ABSTRACT: Antitrust policy and the IP laws are
both concerned with practices that restrain competition unnecessarily
by reducing the size of the public domain beyond that which the
Constitution contemplates, or as Congress intended for them to be
expanded. In fact, antitrust has a dual role as promoter of competition
in IP intensive markets. It regulates both restraints on competition
and restraints on innovation. The first line protector of the
competitive process in innovation is the IP statutes themselves. The
Constitutional Mandate to Congress to create intellectual property
regimes in order to promote the Progress of Science and useful Arts is
expressly tied to creating incentives to innovate.
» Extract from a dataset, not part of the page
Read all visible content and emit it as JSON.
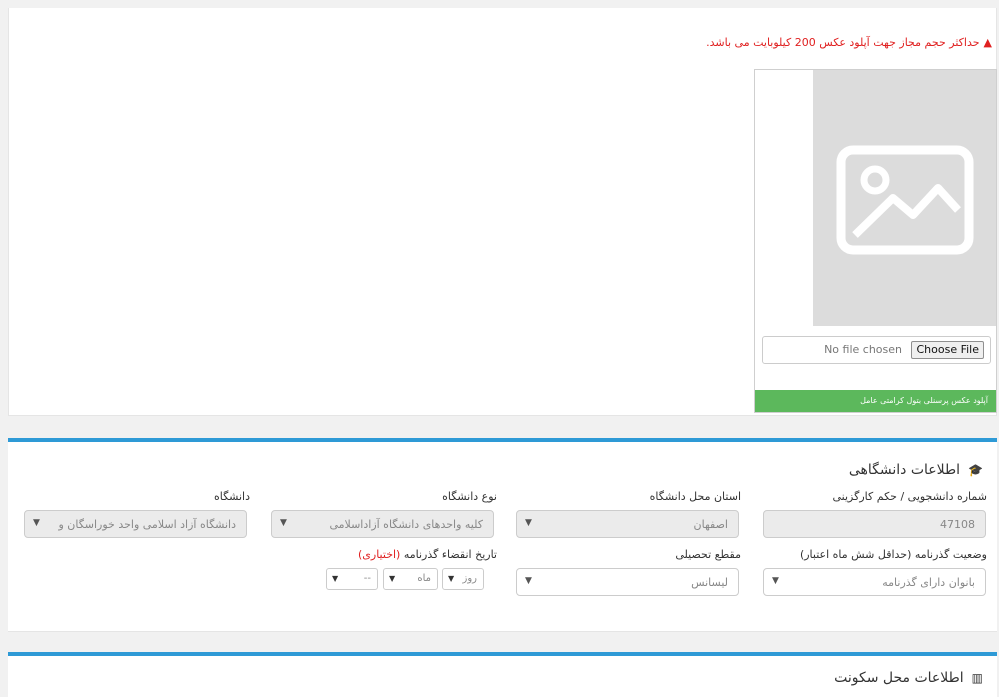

Indeed, the IP
Clause is the only place where the Constitution expressly links the
scope of a property right to the incentive to develop it. An optimal IP
policy creates just enough incentive to cause creative people to
innovate at the optimal level, but not so much so as to restrain
excessively others who want to build on their work. Maintaining this
balance requires a determination of both the optimal duration and the
optimal scope, or coverage, of IP rights.
Antitrust
should not be too defensive about asserting a broader role in
IP/competition disputes. This is so for two reasons. First, the extent
of special interest capture is significantly greater in IP law than in
antitrust, although today patent is experiencing some important
reforms. Second, antitrust has profited greatly from its period in the
wilderness, something that the IP laws have yet to experience. While no
statute is free of special interest influence, the antitrust laws must
be counted among the relatively cleaner substantive statutory regimes
in the United States code. Antitrust has the comparative advantage of
well behaved doctrine that, at least currently, is reasonable free of
special interest pressure. The patent and copyright acts cannot make
the same claim to well behaved doctrine, although patent law seems to
be entering its own period of self-criticism and reform.